VIVIR CON ESPERANZA

“Los santos, testigos y compañeros de la esperanza” (1ª parte)

Por Jacinto Rojas Ramos

El día de nuestro Bautismo resonó para nosotros la invocación de los santos. Muchos de nosotros en aquel momento éramos bebés, llevados en los brazos de los padres. Poco antes de cumplir la unción con el óleo de los catecúmenos, símbolo de la fuerza de Dios en la lucha contra el mal, el sacerdote invitó a la entera asamblea a rezar por quienes estaban a punto de recibir el Bautismo, invocando la intercesión de los santos.

Aquella era la primera vez en la cual, a lo largo de la vida, nos era regalada esta compañía de hermanos y hermanas “mayores”—los santos— que pasaron por nuestra misma calle, que conocieron nuestras fatigas y viven para siempre en el abrazo de Dios. La Carta a los Hebreos define esta compañía que nos rodea con la expresión “gran nube de testigos” (12, 1). Así son los santos: una multitud de testigos y compañeros de la esperanza cristiana.

Los cristianos, en el combate contra el mal, no se desesperan. El cristianismo cultiva una incurable confianza: no cree que las fuerzas negativas y disgregantes puedan prevalecer. La última palabra sobre la historia del hombre no es el odio, no es la muerte, no es la guerra.

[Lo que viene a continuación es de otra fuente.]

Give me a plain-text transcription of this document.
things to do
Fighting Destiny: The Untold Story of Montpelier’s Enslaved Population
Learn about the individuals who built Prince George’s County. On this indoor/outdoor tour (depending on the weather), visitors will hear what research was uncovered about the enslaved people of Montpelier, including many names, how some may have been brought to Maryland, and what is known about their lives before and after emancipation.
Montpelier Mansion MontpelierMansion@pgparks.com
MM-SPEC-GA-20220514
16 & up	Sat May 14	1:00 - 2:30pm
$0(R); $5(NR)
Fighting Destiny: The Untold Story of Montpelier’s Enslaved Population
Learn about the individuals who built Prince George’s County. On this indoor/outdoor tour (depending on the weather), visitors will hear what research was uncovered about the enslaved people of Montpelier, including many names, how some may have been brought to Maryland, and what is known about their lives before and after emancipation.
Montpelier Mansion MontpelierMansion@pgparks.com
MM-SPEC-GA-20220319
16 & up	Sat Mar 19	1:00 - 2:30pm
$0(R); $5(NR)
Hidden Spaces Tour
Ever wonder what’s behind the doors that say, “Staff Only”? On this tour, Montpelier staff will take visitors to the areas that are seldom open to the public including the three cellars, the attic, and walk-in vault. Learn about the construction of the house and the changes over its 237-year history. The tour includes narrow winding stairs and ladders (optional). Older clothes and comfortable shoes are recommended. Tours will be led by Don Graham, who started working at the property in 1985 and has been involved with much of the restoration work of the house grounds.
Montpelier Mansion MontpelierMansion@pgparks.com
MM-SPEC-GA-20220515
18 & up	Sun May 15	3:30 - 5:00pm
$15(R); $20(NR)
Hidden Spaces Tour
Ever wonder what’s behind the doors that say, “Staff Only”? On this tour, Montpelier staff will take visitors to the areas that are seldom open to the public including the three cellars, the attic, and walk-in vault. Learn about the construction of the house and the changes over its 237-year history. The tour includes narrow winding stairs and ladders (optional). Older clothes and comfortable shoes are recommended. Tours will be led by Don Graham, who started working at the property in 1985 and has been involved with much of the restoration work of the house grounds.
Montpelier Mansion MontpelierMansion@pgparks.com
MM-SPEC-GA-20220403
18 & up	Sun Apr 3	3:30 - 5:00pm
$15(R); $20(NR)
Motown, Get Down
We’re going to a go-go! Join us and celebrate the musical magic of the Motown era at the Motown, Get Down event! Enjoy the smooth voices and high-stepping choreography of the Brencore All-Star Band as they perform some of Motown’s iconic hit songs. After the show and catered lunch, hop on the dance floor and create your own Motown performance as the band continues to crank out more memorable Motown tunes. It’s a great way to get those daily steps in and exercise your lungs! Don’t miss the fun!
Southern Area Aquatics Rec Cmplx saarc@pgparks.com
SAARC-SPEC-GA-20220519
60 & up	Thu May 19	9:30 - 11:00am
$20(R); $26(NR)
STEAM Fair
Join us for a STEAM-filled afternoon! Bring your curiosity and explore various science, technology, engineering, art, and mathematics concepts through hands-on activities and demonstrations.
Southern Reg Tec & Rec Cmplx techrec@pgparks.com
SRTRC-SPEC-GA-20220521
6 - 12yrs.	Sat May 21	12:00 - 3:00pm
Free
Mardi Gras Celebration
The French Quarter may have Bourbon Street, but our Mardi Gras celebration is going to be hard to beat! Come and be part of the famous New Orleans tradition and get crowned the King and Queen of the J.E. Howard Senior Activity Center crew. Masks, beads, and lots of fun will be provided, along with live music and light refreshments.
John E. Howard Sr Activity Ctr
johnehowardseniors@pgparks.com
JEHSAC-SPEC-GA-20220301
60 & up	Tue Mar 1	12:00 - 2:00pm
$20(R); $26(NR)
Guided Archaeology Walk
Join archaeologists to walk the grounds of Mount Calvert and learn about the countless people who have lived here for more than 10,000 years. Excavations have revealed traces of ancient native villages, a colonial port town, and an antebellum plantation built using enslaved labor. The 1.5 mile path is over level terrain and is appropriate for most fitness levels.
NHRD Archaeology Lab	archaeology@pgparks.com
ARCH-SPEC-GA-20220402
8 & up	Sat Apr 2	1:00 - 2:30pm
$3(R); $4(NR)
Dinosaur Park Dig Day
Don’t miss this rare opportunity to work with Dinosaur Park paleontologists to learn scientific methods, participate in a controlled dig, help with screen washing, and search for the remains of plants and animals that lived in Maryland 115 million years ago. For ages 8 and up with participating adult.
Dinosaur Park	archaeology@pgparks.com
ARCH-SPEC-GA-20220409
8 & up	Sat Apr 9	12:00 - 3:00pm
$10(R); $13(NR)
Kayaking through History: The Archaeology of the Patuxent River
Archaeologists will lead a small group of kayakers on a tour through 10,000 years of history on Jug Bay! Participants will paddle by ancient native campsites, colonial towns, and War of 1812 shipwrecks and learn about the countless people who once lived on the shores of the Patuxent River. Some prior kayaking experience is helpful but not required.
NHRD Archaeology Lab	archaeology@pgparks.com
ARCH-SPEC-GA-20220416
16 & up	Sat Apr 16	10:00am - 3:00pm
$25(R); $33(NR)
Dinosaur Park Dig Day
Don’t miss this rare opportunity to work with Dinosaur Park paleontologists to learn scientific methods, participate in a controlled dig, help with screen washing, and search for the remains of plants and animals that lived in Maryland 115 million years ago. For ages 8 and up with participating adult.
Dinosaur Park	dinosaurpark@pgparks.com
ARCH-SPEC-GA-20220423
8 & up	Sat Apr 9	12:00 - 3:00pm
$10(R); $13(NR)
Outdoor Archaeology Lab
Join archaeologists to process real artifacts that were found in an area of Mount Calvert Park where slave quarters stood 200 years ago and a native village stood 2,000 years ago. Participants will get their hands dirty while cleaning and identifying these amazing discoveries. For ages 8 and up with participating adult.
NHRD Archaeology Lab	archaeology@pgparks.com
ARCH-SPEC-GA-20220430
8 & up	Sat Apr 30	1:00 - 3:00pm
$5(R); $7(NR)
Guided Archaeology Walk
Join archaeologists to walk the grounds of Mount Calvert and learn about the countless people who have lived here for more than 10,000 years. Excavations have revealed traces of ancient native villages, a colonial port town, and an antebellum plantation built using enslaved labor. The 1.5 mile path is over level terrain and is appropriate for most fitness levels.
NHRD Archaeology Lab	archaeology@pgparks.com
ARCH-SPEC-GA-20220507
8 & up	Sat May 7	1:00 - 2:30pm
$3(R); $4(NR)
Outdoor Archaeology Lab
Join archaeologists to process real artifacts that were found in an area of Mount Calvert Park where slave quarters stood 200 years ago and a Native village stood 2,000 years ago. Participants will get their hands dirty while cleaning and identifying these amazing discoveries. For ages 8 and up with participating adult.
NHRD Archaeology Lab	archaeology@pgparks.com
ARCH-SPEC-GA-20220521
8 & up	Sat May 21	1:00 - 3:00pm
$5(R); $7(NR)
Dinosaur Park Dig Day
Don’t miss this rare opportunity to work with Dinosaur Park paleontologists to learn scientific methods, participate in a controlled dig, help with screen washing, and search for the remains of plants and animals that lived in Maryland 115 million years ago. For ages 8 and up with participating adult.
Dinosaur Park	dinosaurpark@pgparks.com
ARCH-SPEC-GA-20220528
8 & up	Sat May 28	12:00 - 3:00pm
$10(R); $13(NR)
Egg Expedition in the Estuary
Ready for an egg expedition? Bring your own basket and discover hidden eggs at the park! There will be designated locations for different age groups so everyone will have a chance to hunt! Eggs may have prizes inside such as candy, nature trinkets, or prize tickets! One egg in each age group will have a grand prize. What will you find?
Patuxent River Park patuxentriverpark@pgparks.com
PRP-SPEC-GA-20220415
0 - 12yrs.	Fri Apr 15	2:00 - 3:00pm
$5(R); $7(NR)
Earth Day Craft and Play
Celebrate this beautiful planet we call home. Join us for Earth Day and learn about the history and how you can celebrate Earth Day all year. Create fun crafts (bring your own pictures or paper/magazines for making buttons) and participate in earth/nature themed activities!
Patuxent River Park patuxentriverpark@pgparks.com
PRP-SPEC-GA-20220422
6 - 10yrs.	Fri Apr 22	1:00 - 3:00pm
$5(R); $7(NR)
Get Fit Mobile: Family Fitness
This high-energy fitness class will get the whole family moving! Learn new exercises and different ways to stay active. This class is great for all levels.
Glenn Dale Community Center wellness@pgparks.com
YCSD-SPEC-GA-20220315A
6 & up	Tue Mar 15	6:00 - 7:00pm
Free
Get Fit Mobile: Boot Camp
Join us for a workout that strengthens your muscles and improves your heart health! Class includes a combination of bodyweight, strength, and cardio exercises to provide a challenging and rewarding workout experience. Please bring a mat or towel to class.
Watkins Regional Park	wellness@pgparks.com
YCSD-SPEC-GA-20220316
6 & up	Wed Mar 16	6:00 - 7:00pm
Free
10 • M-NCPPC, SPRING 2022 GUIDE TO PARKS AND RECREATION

En todo momento de la vida nos ayuda la mano de Dios, y también la discreta presencia de todos los creyentes que “nos han precedido con el signo de la fe” (Canon Romano). Su existencia dice ante todo que la vida cristiana no es un ideal inalcanzable. Y juntos nos conforta: no estamos solos, la Iglesia está hecha de innumerables hermanos, a menudo anónimos, que nos han precedido y que por la acción del Espíritu Santo están vinculados con los acontecimientos de quien vive aquí abajo.

La del Bautismo no es la única invocación de los santos que marca el camino de la vida cristiana. Cuando dos novios consagran su amor en el sacramento del matrimonio, se invoca de nuevo para ellos —esta vez como pareja— la intercesión de los santos. Y esta invocación es fuente de confianza para los dos jóvenes que parten para el “viaje” de la vida conyugal.

Quien ama verdaderamente tiene el deseo y el valor de decir “para siempre”, pero sabe tener necesidad de la gracia de Cristo y de la ayuda de los santos para poder vivir la vida matrimonial para siempre. No como algunos dicen: “hasta cuando dure el amor”. No: ¡para siempre! De lo contrario, mejor no te cases. O para siempre o nada.

Por esto en la liturgia nupcial se invoca la presencia de los santos. Y en los momentos difíciles es necesario tener el valor de elevar los ojos al cielo, pensando en los muchos cristianos que pasaron a través de la tribulación y custodiaron blancas sus vestimentas bautismales, lavándolas en la sangre del Cordero (cf. Apocalipsis 7, 14), así dice el Libro del Apocalipsis. Dios no nos abandona nunca: cada vez que lo necesitemos vendrá un ángel suyo a levantarnos y a infundirnos consuelo y esperanza.